Inhibition of DNA polymerase eta-mediated translesion DNA synthesis with small molecule sensitises ovarian cancer stem-like cells to chemotherapy.

Background and purpose: Chemoresistance and tumour relapse pose significant challenges in achieving successful chemotherapy outcomes. Targeting DNA polymerase eta (Pol ƞ)-mediated mutagenic translesion DNA synthesis (TLS) has emerged as a promising strategy for improving chemotherapy. However, the identification of small molecule inhibitors targeting Pol ƞ -mediated TLS with high in vivo efficacy remains a challenge.

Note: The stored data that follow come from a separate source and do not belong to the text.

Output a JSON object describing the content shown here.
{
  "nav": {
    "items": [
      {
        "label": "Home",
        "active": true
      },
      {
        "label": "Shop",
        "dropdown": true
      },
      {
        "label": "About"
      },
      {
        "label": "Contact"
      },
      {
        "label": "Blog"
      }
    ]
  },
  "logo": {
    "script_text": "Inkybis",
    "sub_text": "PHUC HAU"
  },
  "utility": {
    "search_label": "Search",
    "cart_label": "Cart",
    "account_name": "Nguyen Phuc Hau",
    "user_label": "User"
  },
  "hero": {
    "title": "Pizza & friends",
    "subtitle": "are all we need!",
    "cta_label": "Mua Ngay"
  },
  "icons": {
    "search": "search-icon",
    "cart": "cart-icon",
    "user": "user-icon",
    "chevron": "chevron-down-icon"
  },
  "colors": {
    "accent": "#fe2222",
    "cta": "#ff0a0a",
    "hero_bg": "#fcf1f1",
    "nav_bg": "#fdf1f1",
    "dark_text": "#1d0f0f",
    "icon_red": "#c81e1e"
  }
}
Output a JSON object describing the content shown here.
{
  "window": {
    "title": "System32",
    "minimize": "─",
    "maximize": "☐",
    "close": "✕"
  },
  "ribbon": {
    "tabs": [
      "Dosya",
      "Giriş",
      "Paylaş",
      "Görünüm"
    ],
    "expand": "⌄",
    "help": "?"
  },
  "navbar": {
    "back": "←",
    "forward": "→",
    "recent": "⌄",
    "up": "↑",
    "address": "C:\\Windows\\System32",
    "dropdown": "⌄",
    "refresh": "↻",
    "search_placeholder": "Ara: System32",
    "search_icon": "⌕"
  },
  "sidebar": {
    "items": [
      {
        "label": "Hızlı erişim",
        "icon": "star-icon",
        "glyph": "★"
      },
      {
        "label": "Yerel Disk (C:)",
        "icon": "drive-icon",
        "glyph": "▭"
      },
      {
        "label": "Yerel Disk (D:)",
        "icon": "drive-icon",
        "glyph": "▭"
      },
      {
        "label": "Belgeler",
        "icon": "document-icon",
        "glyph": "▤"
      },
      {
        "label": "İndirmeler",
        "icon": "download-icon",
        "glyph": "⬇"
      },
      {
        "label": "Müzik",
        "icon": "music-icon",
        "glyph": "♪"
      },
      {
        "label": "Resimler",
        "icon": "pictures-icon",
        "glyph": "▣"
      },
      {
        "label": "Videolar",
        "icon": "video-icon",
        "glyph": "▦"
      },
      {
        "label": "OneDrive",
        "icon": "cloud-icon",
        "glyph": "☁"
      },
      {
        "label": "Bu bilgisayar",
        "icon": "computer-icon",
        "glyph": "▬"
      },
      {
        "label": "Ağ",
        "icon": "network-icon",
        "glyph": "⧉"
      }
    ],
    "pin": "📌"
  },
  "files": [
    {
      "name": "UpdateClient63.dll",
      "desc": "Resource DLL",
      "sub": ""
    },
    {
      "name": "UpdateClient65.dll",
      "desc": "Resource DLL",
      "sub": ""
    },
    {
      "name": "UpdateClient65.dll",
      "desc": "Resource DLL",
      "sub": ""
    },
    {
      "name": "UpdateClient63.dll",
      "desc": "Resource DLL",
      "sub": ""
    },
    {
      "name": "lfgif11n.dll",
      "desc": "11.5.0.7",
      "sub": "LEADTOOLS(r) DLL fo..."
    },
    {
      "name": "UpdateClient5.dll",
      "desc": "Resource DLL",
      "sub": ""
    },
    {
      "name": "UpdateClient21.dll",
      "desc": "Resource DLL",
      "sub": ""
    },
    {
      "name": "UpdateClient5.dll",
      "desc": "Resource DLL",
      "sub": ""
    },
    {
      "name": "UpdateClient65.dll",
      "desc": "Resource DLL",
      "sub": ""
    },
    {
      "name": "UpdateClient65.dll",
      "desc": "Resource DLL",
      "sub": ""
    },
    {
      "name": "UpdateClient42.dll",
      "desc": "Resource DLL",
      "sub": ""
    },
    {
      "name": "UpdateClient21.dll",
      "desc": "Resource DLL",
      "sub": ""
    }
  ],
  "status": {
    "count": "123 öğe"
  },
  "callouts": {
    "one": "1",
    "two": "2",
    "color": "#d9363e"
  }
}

Experimental approach: The small molecule was identified through in silico screening. Pol η inhibitory potential of the identified small molecule was validated by a fluorescent-based reporter strand displacement assay. Flow cytometry was conducted to analyse the CD44 + CD117 + cancer stem-like cell (CSC) population and live-dead cell population. Xenograft mouse models were used to test the CSC sensitising potential.

Key results: We screened and identified chrysin as a small-molecule inhibitor that sensitises ovarian cancer stem-like cells to cisplatin treatment by inhibiting Pol ƞ -mediated TLS. Chrysin effectively inhibits Pol ƞ expression, mitigates cancer stem-like cell enrichment and enhances cisplatin-induced cell death both in vitro and in vivo. Furthermore, chrysin treatment reduces spontaneous and cisplatin-induced mutagenesis. Pre-treatment with chrysin attenuates cisplatin-induced haematological toxicity and suppresses tumour growth in human ovarian cancer xenografts.

Conclusions and implications: These results establish chrysin as a novel class of TLS inhibitors and highlight its potential as a chemotherapy adjuvant for overcoming chemoresistance and improving treatment outcomes in ovarian cancer.